Investigating interactions between flow and morphology in a step-pool unit combining physical and numerical modeling

Step-pools are common bedforms in mountain streams and have been utilized in river restoration or fish passage projects around the world. Step-pool units exhibit highly non-uniform hydraulic characteristics which have been reported to closely interact with the morphological evolution. Further understanding towards these interactions builds the basis for better prediction of channel evolution and more advanced design of artificial step-pool system. However, detailed information on the flow-morphology interactions has been limited due to the difficulty in measuring the flow structures or the flow forces in a step-pool unit.

To fill in this knowledge gap, we established an approach combining physical experiment and computational fluid dynamics (CFD) simulation for a step-pool unit made of natural grains at six flow conditions. Structure from motion (SfM) was used to capture the detailed 3D reconstructions of the bed surfaces with various conditions of pool scour. The hydraulic measurement was applied both as input data at the inlet boundary and also in the validation for the CFD model. The high-resolution 3D flow structures for the step-pool unit were visualized, as well as the distributions of flow forces from both pressure and shear stress.

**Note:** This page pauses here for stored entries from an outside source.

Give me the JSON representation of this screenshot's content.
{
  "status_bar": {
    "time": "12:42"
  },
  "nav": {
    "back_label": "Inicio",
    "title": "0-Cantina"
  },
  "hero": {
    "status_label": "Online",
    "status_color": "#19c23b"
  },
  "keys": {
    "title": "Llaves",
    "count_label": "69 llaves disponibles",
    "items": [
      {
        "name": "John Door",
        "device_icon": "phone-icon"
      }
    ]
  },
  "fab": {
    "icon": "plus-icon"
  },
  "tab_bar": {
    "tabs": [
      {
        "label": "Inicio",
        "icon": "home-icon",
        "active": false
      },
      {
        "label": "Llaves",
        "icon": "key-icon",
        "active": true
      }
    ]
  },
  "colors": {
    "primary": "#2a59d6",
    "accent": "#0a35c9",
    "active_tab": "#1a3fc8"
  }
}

The results illustrate the segmentation of flow velocity downstream of the step, i.e., the integral recirculation cell at the water surface, streamwise vortices formed at the step toe, and high-speed flow in between, resulting from the complex morphology of the step-pool unit. Both the recirculation cells at the water surface and the step toe perform as energy dissipaters to the flow with comparable magnitudes. Pool scour development during flow increase leads to the expansion of the recirculation cells until step-pool failure occurs. Significant transverse variability of the flow forces from both the shear stress and pressure has been revealed. The flow forces in both streamwise and transverse directions are closely related to the flow structures and morphology in the unit. The ratios between skin and form drag have large variations at low flows while show a relatively limited range of 0.05-0.1 at high flows, suggesting a small proportion occupied by the skin resistance in the total flow resistance in the step-pool channel. The drag coefficient of the step-pool unit is around 0.3 at high flows. Our results highlight the feasibility of the approach combining physical and numerical modeling in investigating the complex flow-morphology interactions of step-pool features.